Al igual que Tennessee, Springfield ya conocía las bondades de la teoría de la evolución. Evidencias a la mano de cualquiera que desease visitar la exposición del museo de ciencias naturales de la ciudad. Un espacio de revelación al que Ned Flanders llegó por culpa de los abusos de un Homer incapaz de respetar una cola. Así, algo tan habitual como un acto incívico de su vecinillo, llevó a Ned a descubrir la evolución de la especie humana en todo su esplendor. Una exposición que reducía a la nada las teorías creacionistas que habían dado sentido a su vida y que, para colmo, había provocado las dudas de sus hijos: ¿Mamá era un mono? Algo intolerable para Ned, quien no podía creer que el hombre descendiese de una especie inferior. ¡Todo lo hizo Dios! Una sencilla premisa con la que se daba paso a la particular versión de La herencia del viento. 

¿Puede un individuo activar los resortes del estado para someter la libertad de pensamiento? Obviamente, la convivencia entre una ciencia no bíblica y una ciencia bíblica no tenía cabida. La comunidad debía regular los límites de las escuelas públicas, como debía ser el veto parental. Un hecho desolador. No había lugar para la esperanza y los ciudadanos de Springfield no dudaron en sacrificar las enseñanzas de Darwin. Al fin y al cabo, ya lo dijo Butler durante la aprobación de su ley, el 99% de sus vecinos pensaban como él y no cabía disonancia. La ciencia no bíblica no debía tener cabida en la escuela. La comunidad había hablado, pero Lisa Simpson no estaba dispuesta a renunciar a sus libertades individuales en defensa de su libertad de pensamiento. Y así, en la incertidumbre que proporcionan las reuniones clandestinas, decidió luchar contra el poder absoluto del gobierno con la más sencilla, pero arriesgada, de las desobediencias: leer El origen de las especies. Naturalmente, fue denunciada y detenida por el Jefe Wiggum quien, a pesar de que solo podía hacer cumplir la última ley aprobada, se mostró inusualmente eficaz para conducir a la pequeña al juicio “Lisa Simpson vs. Dios”.

Pero La herencia del viento no trataba sólo de la libertad religiosa o del fin del patrimonio de la iglesia y la comunidad sobre la educación y las costumbres sociales.

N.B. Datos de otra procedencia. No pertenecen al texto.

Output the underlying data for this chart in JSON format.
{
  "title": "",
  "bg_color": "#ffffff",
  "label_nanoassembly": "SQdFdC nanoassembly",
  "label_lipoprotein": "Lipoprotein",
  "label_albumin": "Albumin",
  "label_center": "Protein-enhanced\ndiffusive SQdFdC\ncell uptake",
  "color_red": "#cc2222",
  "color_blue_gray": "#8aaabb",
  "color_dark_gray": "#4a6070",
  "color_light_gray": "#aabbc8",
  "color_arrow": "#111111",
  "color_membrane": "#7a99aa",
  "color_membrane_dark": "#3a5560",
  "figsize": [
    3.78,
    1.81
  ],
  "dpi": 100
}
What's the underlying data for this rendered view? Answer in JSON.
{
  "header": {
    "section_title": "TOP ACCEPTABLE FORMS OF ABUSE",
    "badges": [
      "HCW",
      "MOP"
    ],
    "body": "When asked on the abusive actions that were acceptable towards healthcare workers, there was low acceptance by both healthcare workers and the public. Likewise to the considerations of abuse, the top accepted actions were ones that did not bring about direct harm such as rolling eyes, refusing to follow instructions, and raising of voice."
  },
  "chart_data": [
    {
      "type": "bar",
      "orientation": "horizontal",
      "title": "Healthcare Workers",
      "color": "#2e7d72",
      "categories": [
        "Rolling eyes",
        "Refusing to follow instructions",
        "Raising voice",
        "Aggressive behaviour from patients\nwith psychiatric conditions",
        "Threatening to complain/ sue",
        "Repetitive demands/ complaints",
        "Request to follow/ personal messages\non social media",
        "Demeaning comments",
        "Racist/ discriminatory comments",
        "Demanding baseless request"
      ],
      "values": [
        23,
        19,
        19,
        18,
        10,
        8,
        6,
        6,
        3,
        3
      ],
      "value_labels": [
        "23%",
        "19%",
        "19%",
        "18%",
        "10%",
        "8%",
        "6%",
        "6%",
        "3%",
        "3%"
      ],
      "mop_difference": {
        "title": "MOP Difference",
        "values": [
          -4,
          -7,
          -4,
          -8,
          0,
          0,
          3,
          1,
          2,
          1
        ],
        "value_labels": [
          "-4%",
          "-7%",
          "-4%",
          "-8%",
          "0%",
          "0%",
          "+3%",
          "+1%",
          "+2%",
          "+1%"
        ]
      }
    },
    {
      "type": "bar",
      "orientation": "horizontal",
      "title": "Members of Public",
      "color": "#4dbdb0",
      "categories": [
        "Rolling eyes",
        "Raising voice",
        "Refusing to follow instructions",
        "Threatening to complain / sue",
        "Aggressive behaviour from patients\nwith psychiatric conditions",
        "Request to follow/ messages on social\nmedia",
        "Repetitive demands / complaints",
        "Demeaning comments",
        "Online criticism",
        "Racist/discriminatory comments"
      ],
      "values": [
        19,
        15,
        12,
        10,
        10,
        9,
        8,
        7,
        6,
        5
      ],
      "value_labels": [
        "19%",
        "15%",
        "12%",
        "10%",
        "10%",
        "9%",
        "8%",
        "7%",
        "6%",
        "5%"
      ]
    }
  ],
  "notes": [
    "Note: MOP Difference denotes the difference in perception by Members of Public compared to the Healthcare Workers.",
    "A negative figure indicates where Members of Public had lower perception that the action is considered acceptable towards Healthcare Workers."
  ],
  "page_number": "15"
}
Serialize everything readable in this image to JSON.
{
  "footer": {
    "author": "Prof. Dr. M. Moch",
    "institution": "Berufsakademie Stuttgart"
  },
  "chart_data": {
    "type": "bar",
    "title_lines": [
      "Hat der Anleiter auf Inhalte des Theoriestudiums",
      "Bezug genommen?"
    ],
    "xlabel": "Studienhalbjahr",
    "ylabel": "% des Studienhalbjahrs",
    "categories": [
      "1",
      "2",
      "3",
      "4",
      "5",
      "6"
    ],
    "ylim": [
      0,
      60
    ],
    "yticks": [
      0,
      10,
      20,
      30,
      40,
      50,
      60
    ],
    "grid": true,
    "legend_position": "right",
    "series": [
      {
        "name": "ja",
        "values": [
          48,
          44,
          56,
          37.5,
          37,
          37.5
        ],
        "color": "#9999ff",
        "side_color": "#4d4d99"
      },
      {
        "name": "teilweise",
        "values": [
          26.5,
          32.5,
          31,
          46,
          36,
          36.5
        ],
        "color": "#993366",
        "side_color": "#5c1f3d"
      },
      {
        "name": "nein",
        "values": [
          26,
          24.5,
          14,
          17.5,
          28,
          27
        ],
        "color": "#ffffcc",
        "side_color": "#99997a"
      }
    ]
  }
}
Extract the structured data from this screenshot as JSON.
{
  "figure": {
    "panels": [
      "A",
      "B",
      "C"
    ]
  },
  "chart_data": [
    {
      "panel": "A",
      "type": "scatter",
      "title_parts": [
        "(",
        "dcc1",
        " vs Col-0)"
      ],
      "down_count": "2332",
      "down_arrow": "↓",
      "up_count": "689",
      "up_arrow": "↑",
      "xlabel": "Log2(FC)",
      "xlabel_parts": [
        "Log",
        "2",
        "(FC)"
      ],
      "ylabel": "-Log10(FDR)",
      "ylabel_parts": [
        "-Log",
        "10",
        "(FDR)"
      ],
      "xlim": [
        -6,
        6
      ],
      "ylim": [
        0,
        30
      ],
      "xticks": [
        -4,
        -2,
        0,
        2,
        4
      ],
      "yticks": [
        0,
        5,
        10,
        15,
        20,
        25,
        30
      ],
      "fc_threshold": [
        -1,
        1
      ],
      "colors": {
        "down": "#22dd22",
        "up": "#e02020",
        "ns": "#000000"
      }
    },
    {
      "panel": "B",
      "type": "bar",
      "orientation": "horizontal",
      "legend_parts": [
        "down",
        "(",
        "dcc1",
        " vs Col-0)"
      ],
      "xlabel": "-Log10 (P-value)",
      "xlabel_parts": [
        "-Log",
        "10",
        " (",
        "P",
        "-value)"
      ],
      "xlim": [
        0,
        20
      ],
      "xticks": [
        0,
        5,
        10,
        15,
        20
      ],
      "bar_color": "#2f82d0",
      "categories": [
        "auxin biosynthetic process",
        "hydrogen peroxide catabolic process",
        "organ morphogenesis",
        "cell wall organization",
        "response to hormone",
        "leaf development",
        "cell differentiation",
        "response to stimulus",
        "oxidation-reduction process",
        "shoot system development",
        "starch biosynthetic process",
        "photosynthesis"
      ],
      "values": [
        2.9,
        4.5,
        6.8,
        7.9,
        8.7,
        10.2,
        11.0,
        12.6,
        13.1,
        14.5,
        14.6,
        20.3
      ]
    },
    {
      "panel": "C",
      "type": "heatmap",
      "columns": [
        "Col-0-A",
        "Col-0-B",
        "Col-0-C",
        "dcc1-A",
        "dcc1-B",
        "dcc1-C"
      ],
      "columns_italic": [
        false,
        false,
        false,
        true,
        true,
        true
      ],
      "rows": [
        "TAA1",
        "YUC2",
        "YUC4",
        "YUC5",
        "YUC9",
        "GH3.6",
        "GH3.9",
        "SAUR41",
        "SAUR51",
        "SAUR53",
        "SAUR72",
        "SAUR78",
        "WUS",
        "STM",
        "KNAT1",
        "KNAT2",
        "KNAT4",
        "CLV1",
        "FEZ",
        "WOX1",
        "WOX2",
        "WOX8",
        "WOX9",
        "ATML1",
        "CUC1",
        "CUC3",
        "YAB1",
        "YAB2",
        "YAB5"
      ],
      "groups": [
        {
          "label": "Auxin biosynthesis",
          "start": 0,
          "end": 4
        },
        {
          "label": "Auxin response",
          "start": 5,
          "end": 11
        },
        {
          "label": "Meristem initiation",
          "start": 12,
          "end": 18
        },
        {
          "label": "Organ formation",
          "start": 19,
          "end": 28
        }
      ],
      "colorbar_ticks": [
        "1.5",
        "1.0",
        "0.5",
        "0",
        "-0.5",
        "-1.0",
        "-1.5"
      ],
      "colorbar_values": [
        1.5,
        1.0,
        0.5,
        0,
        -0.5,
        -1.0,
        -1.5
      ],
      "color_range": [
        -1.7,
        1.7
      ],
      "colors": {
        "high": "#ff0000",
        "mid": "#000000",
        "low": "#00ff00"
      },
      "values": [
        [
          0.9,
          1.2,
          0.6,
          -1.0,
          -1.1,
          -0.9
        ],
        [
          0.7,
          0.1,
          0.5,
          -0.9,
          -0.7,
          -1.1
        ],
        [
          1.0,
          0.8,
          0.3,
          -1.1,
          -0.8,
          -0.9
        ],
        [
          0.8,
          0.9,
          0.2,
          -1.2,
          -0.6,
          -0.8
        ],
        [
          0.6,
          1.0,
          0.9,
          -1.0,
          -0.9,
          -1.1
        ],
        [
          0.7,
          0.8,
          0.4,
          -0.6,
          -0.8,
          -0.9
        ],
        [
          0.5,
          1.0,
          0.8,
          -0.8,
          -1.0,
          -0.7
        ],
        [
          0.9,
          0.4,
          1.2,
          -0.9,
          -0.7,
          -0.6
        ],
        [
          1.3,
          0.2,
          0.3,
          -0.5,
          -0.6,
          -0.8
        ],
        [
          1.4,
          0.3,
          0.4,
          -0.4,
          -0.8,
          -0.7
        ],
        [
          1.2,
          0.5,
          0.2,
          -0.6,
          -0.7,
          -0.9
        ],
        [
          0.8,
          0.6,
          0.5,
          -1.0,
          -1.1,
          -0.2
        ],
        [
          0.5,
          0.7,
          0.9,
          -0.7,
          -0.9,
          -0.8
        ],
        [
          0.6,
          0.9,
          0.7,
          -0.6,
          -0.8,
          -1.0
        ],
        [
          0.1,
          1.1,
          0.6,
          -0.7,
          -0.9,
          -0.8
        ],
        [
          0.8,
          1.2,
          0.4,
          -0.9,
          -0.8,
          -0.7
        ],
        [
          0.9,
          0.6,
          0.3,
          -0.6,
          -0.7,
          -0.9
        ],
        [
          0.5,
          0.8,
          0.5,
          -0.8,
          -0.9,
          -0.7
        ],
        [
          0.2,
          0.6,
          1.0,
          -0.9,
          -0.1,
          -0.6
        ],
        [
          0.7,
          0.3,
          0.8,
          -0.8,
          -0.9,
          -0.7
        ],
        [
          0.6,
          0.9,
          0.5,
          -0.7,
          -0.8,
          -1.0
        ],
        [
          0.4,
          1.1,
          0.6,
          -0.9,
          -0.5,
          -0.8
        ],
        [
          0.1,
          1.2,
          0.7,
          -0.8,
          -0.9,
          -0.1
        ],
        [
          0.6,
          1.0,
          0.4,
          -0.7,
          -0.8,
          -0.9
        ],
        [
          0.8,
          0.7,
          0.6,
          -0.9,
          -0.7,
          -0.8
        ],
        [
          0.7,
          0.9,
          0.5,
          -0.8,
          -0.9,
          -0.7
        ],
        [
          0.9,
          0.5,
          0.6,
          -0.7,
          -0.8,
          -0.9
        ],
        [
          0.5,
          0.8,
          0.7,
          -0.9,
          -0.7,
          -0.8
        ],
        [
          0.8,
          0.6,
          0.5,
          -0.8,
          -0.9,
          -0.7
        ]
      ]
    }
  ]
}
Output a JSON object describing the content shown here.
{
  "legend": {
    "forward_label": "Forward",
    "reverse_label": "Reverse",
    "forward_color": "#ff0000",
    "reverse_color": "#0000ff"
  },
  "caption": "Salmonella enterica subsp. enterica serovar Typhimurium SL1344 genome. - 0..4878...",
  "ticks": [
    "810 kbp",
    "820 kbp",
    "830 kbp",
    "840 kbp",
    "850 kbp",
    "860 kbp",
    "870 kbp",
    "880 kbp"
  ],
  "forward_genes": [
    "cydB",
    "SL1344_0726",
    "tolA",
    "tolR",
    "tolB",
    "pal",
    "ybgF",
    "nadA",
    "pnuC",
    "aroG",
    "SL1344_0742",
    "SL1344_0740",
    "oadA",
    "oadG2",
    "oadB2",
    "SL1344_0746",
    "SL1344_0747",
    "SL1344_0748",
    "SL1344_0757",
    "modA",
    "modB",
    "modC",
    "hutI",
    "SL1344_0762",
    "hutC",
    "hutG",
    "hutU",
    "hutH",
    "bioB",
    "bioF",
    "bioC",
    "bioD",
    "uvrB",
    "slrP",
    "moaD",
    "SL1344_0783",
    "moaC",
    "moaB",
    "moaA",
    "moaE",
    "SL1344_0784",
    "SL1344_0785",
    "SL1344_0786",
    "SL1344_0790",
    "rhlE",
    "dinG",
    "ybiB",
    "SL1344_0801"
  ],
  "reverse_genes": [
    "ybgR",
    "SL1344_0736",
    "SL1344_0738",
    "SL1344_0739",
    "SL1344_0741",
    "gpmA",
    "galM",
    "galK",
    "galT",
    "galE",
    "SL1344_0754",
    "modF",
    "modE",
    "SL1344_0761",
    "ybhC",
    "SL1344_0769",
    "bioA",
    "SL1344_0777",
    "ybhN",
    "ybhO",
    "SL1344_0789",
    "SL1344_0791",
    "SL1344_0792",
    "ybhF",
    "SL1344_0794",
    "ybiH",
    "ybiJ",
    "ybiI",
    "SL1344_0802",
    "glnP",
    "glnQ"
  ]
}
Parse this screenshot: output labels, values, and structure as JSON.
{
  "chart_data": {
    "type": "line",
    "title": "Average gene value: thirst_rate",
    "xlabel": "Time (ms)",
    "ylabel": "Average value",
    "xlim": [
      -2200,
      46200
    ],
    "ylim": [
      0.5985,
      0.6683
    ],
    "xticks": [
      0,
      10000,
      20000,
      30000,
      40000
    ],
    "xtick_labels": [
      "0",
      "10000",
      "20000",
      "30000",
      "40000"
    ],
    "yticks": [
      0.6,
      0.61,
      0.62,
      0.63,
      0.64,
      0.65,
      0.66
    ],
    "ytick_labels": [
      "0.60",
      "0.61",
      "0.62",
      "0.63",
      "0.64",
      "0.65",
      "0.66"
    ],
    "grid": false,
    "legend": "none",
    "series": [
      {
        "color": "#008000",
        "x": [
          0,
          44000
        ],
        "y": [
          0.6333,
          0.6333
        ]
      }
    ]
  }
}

Lawrence y Lee, al igual que había hecho antes Miller y sus Brujas de Salem, actualizaron el proceso de Tennessee a la caza de brujas macartista. La persecución a la libertad de pensamiento, a la disidencia política. Algo que se plantea de manera repetida en Los Simpson y de la que la propia serie, en forma de lo políticamente correcto, también ha sido víctima. Puede que, por ello, ante la imposibilidad de confiar en el criterio de una comunidad voluble e ignorante, o en unas instituciones corruptas e ineficaces, Lisa opte por una visión más elitista de la política, mucho más idealizada y llena de valores. Algo que nos llena de esperanza, pues tras la Administración Trump llegará, por fin, la Administración Simpson y viviremos una era de esplendor llena de ajustes temporales reembolsables.

* La Butler Act, en desuso en la práctica, estuvo en vigencia hasta 1967, cuando el gobernador de Tennessee la derogó.